The feasibility of the proposed strategy was further investigated in hepatocytes cancer cells (HepG2). To improve the accuracy of live cell sensing, the 3'FAM-labeled ExP2 was replaced with the 3'Cy5- and 5'FAM-labeled ExP2. Red fluorescence of 3'Cy5 can be quenched by Au-NPs in Au-TDNNs, whereas 5'FAM can release green fluorescence. In the presence of miR-21, ExP2 is separated from Au-NPs, and both FAM and Cy5 can release fluorescence. Green fluorescence can locate Au-TDNNs, whereas red fluorescence can locate miR-21 in live cells. Figure 7 presents the confocal images of improved Au-TDNNs in HepG2 cells. As shown in the figure, strong FRET signal (red fluorescence) was observed for miR-21 in HepG2 cells. The result was consistent with PCR results obtained in previous reports 43,44.

Figure 7

Confocal images of HepG2 cells with improved Au-TDNNs. The incubation time was 1.5 h. Scale bars = 50 µm

Conclusion

In conclusion, a facile and specific method for miR-21 detection in live cells by Au-TDNNs was developed based on FRET. We proved the chemosynthesis of Au-TDNNs through multistep characterization and calculation. These nanosensors displayed good ability to avoid enzymatic degradation, which can minimize false-positive signals when applied in live cells.
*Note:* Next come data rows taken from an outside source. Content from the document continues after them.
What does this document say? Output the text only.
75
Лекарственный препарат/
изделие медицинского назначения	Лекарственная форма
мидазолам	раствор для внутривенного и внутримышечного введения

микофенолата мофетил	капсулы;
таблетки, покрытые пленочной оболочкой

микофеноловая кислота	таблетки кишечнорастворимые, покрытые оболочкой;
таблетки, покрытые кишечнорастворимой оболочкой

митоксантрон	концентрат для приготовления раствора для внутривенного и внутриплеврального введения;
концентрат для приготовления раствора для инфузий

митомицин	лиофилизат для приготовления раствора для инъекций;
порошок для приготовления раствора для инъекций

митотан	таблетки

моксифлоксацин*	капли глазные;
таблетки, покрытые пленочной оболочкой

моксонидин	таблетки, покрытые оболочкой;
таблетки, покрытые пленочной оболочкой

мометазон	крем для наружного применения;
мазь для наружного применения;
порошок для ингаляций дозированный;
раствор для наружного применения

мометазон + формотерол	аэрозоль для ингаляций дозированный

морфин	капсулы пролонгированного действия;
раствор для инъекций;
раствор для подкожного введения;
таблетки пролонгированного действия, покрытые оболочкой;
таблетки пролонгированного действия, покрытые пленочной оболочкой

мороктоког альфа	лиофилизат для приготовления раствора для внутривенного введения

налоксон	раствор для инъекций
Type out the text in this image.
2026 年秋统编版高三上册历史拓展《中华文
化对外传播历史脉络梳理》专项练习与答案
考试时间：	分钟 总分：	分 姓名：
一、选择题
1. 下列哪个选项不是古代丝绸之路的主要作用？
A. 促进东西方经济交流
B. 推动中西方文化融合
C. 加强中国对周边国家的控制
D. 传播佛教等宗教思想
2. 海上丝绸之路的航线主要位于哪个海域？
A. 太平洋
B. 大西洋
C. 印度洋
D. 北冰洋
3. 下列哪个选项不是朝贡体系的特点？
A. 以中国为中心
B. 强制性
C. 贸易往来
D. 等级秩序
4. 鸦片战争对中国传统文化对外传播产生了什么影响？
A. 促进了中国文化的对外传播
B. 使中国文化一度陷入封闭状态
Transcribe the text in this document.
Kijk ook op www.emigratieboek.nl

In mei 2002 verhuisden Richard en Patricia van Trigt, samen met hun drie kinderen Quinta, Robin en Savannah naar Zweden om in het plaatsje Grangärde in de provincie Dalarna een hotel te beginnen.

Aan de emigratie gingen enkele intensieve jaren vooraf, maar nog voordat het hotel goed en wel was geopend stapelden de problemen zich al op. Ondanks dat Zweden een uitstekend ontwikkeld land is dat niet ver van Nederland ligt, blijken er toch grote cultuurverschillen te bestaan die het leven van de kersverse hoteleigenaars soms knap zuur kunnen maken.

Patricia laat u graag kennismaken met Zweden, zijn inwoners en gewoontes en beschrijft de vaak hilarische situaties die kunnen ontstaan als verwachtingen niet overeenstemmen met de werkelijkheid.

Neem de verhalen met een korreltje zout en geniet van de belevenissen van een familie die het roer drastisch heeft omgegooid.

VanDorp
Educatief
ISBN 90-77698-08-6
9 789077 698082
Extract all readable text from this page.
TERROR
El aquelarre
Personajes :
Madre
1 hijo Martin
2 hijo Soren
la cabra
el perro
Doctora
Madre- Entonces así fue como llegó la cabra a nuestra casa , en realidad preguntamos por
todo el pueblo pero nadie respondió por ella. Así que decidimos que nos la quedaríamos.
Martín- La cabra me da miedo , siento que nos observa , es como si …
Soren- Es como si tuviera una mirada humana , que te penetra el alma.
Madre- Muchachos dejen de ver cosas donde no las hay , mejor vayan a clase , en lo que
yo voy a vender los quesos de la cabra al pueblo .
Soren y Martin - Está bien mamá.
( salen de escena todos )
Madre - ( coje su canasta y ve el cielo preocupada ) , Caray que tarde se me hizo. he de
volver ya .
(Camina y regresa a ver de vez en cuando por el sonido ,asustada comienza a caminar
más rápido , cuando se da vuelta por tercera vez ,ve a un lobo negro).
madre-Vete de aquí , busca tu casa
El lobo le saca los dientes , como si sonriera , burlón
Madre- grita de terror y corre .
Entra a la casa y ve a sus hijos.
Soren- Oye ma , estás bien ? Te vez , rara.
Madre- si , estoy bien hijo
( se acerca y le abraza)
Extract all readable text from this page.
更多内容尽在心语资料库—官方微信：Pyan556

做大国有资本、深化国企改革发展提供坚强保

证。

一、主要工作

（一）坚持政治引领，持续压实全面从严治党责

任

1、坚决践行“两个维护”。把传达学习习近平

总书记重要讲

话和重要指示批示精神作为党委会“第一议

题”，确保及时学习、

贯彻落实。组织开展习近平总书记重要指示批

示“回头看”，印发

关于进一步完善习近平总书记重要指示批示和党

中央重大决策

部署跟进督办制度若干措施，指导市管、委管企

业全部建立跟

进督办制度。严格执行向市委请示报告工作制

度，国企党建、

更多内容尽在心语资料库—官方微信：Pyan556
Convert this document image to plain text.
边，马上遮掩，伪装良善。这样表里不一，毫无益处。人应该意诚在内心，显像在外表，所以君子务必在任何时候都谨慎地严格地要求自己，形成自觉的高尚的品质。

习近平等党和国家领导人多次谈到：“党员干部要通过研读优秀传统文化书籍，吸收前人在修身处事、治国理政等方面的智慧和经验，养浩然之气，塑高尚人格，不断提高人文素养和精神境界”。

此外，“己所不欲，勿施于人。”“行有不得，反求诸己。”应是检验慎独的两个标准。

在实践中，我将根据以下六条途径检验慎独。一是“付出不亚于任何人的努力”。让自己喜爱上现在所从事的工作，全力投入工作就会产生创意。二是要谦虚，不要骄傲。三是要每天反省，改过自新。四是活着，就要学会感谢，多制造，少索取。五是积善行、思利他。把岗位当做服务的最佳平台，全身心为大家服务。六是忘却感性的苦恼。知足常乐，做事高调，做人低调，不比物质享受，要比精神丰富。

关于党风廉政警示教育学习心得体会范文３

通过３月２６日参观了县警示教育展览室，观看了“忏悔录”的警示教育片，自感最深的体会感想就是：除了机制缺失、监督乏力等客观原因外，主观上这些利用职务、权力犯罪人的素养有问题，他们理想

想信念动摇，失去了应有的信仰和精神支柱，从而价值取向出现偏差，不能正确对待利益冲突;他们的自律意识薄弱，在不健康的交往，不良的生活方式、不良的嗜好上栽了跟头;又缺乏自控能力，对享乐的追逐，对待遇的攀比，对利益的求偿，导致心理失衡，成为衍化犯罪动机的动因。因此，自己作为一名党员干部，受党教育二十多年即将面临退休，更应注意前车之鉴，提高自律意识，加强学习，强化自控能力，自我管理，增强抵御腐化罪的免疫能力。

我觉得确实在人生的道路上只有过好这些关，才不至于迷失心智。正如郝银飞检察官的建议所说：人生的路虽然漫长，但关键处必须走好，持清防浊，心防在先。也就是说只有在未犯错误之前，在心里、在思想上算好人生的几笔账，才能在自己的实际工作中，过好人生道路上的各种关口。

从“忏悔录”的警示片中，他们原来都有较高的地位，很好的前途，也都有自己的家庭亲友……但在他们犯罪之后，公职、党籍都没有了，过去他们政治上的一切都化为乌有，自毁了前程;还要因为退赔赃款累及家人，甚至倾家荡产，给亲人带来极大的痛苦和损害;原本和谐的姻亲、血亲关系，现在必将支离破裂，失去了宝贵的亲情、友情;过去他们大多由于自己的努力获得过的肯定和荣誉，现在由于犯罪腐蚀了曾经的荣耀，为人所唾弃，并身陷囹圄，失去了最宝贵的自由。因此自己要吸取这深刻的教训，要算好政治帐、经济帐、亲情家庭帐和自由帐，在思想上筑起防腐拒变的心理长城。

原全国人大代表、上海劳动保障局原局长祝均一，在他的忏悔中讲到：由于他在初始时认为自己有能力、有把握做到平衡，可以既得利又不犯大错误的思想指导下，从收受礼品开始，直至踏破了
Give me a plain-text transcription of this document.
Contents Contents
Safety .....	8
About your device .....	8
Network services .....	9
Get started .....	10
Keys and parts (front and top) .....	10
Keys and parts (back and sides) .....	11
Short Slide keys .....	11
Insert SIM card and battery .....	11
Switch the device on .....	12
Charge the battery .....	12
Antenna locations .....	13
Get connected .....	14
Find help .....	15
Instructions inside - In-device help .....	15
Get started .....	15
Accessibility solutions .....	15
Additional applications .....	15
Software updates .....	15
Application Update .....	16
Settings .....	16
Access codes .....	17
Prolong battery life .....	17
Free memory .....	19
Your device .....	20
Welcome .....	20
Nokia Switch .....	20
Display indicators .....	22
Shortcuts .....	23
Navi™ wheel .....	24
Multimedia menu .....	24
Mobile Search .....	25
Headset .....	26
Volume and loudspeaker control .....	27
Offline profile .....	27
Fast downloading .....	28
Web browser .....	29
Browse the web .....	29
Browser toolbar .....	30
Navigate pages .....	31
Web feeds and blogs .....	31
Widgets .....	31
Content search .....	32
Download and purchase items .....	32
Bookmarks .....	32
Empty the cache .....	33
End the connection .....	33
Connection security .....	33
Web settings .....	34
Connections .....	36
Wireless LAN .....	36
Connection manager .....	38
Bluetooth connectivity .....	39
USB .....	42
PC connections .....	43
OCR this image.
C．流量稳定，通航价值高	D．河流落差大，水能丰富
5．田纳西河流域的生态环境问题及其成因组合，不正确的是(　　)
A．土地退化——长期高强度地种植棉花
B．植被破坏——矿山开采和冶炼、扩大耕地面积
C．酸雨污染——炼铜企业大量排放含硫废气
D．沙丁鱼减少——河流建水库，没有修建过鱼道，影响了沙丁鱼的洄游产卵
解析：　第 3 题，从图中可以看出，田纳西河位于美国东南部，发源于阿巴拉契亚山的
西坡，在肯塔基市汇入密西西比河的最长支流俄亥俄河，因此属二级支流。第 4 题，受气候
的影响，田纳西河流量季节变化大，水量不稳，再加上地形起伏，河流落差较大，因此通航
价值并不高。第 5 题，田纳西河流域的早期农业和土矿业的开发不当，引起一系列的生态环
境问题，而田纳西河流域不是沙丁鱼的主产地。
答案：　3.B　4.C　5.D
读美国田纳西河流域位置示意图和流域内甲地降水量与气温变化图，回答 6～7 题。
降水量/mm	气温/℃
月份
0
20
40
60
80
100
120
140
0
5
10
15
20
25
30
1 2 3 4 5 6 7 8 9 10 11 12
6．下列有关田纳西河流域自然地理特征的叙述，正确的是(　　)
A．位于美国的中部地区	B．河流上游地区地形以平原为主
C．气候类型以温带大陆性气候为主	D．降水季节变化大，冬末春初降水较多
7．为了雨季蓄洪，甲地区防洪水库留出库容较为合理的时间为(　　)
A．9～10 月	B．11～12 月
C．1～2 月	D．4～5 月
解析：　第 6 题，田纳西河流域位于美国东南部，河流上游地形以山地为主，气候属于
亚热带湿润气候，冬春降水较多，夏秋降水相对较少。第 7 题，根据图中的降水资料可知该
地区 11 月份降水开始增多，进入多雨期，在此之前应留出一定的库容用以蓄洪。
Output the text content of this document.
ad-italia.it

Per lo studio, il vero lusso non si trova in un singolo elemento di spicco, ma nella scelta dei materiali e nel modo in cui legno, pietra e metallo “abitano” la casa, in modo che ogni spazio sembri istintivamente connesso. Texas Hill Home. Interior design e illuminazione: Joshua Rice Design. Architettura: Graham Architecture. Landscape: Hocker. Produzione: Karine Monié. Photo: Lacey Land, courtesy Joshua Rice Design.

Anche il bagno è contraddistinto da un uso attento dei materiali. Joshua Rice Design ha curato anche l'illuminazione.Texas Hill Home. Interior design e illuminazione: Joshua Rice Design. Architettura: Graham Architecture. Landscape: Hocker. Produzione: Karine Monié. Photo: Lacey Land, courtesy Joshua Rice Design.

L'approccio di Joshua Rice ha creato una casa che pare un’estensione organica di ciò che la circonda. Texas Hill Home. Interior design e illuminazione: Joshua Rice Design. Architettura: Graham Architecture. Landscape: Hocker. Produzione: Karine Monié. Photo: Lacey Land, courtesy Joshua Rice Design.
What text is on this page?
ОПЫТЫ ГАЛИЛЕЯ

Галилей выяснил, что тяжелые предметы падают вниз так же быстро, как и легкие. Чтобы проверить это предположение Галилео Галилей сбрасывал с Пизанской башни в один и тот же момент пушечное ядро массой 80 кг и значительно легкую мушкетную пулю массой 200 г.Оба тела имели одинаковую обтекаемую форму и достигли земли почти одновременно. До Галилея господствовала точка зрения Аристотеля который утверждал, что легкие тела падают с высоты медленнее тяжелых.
This method can rapidly detect miR-21 in MCF-7 cells in 1.5 h. The feasibility of the proposed method was also confirmed in HepG2 cells. Considering these remarkable advantages, we believe that Au-TDNNs will provide new directions for specific detection of DNA or RNA in cell imaging. Combined with PCR, loop-mediated isothermal PCR, or isothermal amplification, the rationally designed detection probes feature the potential for high-specificity detection of DNA or RNA in clinical specimens, such as plasma, urine, and tissue blocks.